Monday, 21 March 2011

Health Messenger

An article by Elizabeth Day caught my eye as it describes a practical example of innovation adapted to local culture and conditions, empowering people with lowest status and resources.

Dr Abhay Bang and his wife, Rani, have worked for 26 years training local volunteers in Gadchiroli, a deprived district of Maharashtra, India. The idea was to treat simple health problems at home. The volunteers are called arogyadoots or Health Messengers.

Results are impressive: newborn death rate has fallen from 121 to 30 per 1,000 live births. In 1988 the death rate among children who developed pneumonia was 13%, now it has fallen to 0.8%.

The mission of their charity, Search (Society for Education, Action and Research in Community Health) was to listen to the people and find out what kind of healthcare they wanted.

'"We are very MUCH part of the community," says Dr Bang, ...."I really can't say where the line of separation is between them and me. It is research with the people, not on the people."
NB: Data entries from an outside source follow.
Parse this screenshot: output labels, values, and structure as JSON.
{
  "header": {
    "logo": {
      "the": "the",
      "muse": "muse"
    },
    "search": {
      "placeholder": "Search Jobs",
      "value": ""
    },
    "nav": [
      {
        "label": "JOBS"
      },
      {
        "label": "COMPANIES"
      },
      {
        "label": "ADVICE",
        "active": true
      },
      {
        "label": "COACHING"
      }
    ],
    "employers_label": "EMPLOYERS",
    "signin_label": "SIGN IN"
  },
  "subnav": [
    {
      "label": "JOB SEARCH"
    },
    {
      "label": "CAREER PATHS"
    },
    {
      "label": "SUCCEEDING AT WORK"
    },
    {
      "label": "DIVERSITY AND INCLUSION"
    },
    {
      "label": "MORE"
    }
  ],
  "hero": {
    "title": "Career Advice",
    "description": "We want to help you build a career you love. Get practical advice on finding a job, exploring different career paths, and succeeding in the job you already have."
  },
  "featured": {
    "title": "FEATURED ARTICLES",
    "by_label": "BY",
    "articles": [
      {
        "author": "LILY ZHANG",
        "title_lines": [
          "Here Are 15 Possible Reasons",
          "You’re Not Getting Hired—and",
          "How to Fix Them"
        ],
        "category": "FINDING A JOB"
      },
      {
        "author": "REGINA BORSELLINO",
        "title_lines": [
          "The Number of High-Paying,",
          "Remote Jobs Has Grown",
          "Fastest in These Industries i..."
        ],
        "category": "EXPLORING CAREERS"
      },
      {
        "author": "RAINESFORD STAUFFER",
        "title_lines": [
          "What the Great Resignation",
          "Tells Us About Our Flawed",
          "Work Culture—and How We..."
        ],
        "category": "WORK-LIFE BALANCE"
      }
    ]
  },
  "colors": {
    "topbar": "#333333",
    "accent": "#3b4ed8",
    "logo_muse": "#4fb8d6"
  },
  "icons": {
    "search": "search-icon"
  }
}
Cultural differences derailed efforts by NGOs to impose western models of healthcare on rural India:

'"The villagers said they were scared to go to hospital," he says. "When we asked why, they told us something fascinating. They said: 'Your doctors and nurses drape themselves in white clothes. We wrap dead bodies in white shawls. How can you save lives if you are dressed like a dead person?' They said: 'When they admit a patient, we can only visit between 3pm and 6pm and we don't have wristwatches. We don't have anywhere to stay in town, so we go back to the village. The patient doesn't want to stay on their own."'

Dr Bang ran People's Health Assemblies to consult people on their most pressing issues in healthcare and heard about the high rate of death amongst newborn babies. Local women were then trained in low tech ways of managing neonatal care and went where they were needed using portable health packs. The Health Messengers passed on their knowledge and whole communities became empowered - from consultation, codetermination to control.

He also constructed a hospital that resembled a local village so that patients could stay with their relatives. This shifted a sense of ownership to the local community.

The innovations were driven by local demands (market pull) and the increasing availability of portable tools intended for outreach care (technology push).



Dr Bang was motivated to help by the story of a young woman who arrived too late for doctors to save her baby. She related the practical challenges she faced in coping with isolation, a drunken husband and travelling to the hospital. Rather than feel overwhelmed and give up because of the enormous size of the problem, Dr Bang reflected from a systems thinking perspective:

"But then I looked at the whole situation and asked myself: 'Do I really need to solve all the problems, all the links in the chain of this cause of death?' I started to think: 'Where is the weakest link I can attack?' and that was access to healthcare." He falls silent for a moment. "It was practical compassion, not a flash of genius."

Dr Bang and his wife also campaigned successfully for a ban on alchohol in Gadchiroli district to reduce some of the problems contributing to low income, fractured families and poor health.